Samp, Mihajlovic si racconta: 'Non ho mai perso una guerra'
Il tecnico della Sampdoria Sinisa Mihajlovic ha rilasciato una lunga intervista a Il Secolo XIX. 'I giocatori mi stanno seguendo e questo è il punto fondamentale: vederli convinti di quello che fanno - ha spiegato il serbo -. Ho lavorato molto sulle teste, c'era bisogno di tirarli un po' su, di ridargli fiducia e ritrovare la tranquillità. Senza non si va da nessuna parte. Mourinho ha schierato Eto'o terzino destro perché è riuscito a fargli capire che, in quella partita, era utile per la squadra che giocasse lì. Sono sicuro che più lavoreremo, più assimiliremo quello che voglio e più arriveranno i risultati, che sono quelli ti danno fiducia e coraggio. Ci vuole anche un'altra cosa a volte: un po' di culo. Anche se è quello sul quale non possiamo fare affidamento. Ci saranno momenti difficili nella nostra stagione, ma mai dovremo smettere di credere o esser convinti che ci salveremo. E dovremo mettere da parte ogni tipo di personalismo, discorsi sul mercato o contratti. La Sampdoria viene prima di tutto e tutti. Il mercato? Parlerò con la società. Sono arivato da poco, ho appena iniziato a conoscere i giocatori. Con qualcuno ho parlato singolarmente... adesso c'è la Coppa Italia e darò spazio a chi finora ne ha avuto di meno. Trenta, trentuno giocatori sono tanti: si gioca in undici. Per noi allenatori è brutto costringere qualcuno alla tribuna e ogni partita devo farlo con cinque o sei. Per un giocatore è brutto dovere aspettare un'occasione ogni tanto. Bisogna adeguarsi alla situazione, bisogna sfoltire'.
A proposito della sua filosofia nello spogliatoio, Mihajlovic ha chiarito: 'Io sono cresciuto nella scuola dell'Est: a quei tempi, quelli del comunismo, il giocatore di calcio era un po' come un soldato, doveva obbedire e basta. Quando sono arrivato da voi, mi sono accorto che qui i giocatori invece parlavano con l'allenatore. Io oggi capisco se un giocatore chiede spiegazioni, ma poi deve fare quello che gli chiedo. E' primario e non transigo. Senza disciplina, non si va da nessuna parte, nel calcio e anche nella vita. E comunque, ho sempre parlato chiaro con tutti: si può discutere il Mihajlovic allenatore, ma non l'uomo. Il mio passato a Genova? Ho avuto dei flash. Ad esempio durante il tragitto in pullman dall'Astor al Ferraris, oppure qui al campo. Non ricordo ancora bene le strade, anche se Genova ne ha praticamente due: Corso Italia e Corso Europa. Se padroneggi quelle, arrivi quasi ovunque. Il mio fischietto? Ce ne aveva uno simile Boskov: è d'argento, un regalo di Mancini quando sono diventato suo vice all'Inter. E lo porto sempre con me'.

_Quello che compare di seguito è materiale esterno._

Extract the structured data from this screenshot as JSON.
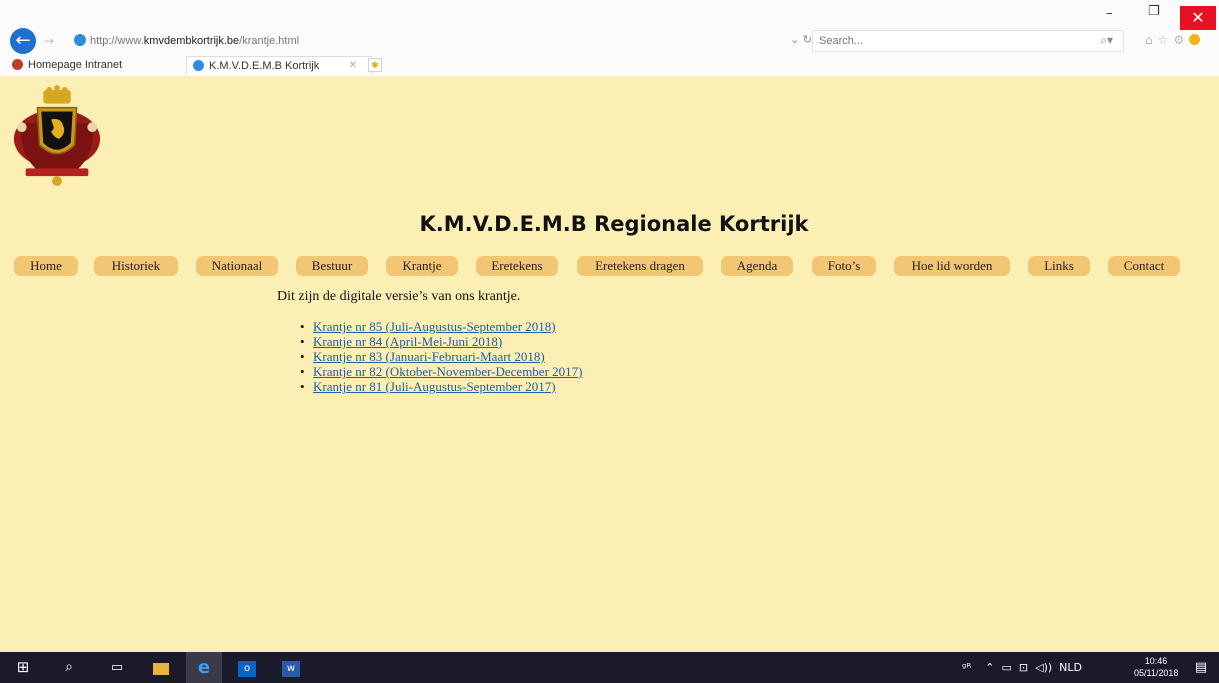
{
  "browser": {
    "address_prefix": "http://www.",
    "address_domain": "kmvdembkortrijk.be",
    "address_path": "/krantje.html",
    "search_placeholder": "Search...",
    "favorites": [
      {
        "label": "Homepage Intranet",
        "icon": "homepage-icon",
        "color": "#c0392b"
      }
    ],
    "tab": {
      "label": "K.M.V.D.E.M.B Kortrijk",
      "icon": "ie-icon"
    },
    "window_controls": {
      "minimize": "–",
      "restore": "❐",
      "close": "✕"
    }
  },
  "page": {
    "background": "#fcefb4",
    "logo": "belgian-coat-of-arms",
    "title": "K.M.V.D.E.M.B Regionale Kortrijk",
    "nav": [
      {
        "label": "Home"
      },
      {
        "label": "Historiek"
      },
      {
        "label": "Nationaal"
      },
      {
        "label": "Bestuur"
      },
      {
        "label": "Krantje"
      },
      {
        "label": "Eretekens"
      },
      {
        "label": "Eretekens dragen"
      },
      {
        "label": "Agenda"
      },
      {
        "label": "Foto’s"
      },
      {
        "label": "Hoe lid worden"
      },
      {
        "label": "Links"
      },
      {
        "label": "Contact"
      }
    ],
    "nav_color": "#f2c673",
    "intro": "Dit zijn de digitale versie’s van ons krantje.",
    "issues": [
      {
        "label": "Krantje nr 85 (Juli-Augustus-September 2018)"
      },
      {
        "label": "Krantje nr 84 (April-Mei-Juni 2018)"
      },
      {
        "label": "Krantje nr 83 (Januari-Februari-Maart 2018)"
      },
      {
        "label": "Krantje nr 82 (Oktober-November-December 2017)"
      },
      {
        "label": "Krantje nr 81 (Juli-Augustus-September 2017)"
      }
    ],
    "link_color": "#1f5fa3"
  },
  "taskbar": {
    "apps": [
      "windows-start-icon",
      "search-icon",
      "task-view-icon",
      "file-explorer-icon",
      "internet-explorer-icon",
      "outlook-icon",
      "word-icon"
    ],
    "language": "NLD",
    "time": "10:46",
    "date": "05/11/2018"
  }
}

'La mia vita è un susseguirsi di battaglie e guerre; a volte, me le creo anche da solo - le parole di Mihajlovic -. Ad esempio, qui al Mugnaini corro da solo un'ora al giorno e penso. Mentre corro, una vocina mi dice: Ma perchè continui a correre, chi te lo fa fare... fermati, fermati... Non mi sono mai fermato. Non mi piace perdere, nemmeno quando gioco a carte. Ho perso qualche battaglia, ma mai la guerra. Nella vita professionale e in quella privata. Potrà anche succedere che un giorno tra qualche anno ne perderò una... ma anche no. Mancini? Per il lavoro sul campo, è quello che mi ha insegnato di più. Ma sono diversi gli allenatori dai quali ho cercato di prendere qualcosa: Zaccheroni, Zoff... Beh, Sacchi. Quando ero a Firenze, ogni due settimane andavo a trovarlo a Coverciano, dove si parlava di calcio, ovviamente. A me davano fastidio gli allenatori che, dopo una sconfitta, erano morti o tristi. Io lo dico sempre ai miei giocatori: mi potrete vedere incazzato, ma triste mai. Un match di calcio è come una partita a scacchi, perchè vivi di mosse. Proteggi il re, attacchi la regina, muovi il pedone. Un libro di calcio ad esempio è anche L'arte della guerra di Sun-Tzu'.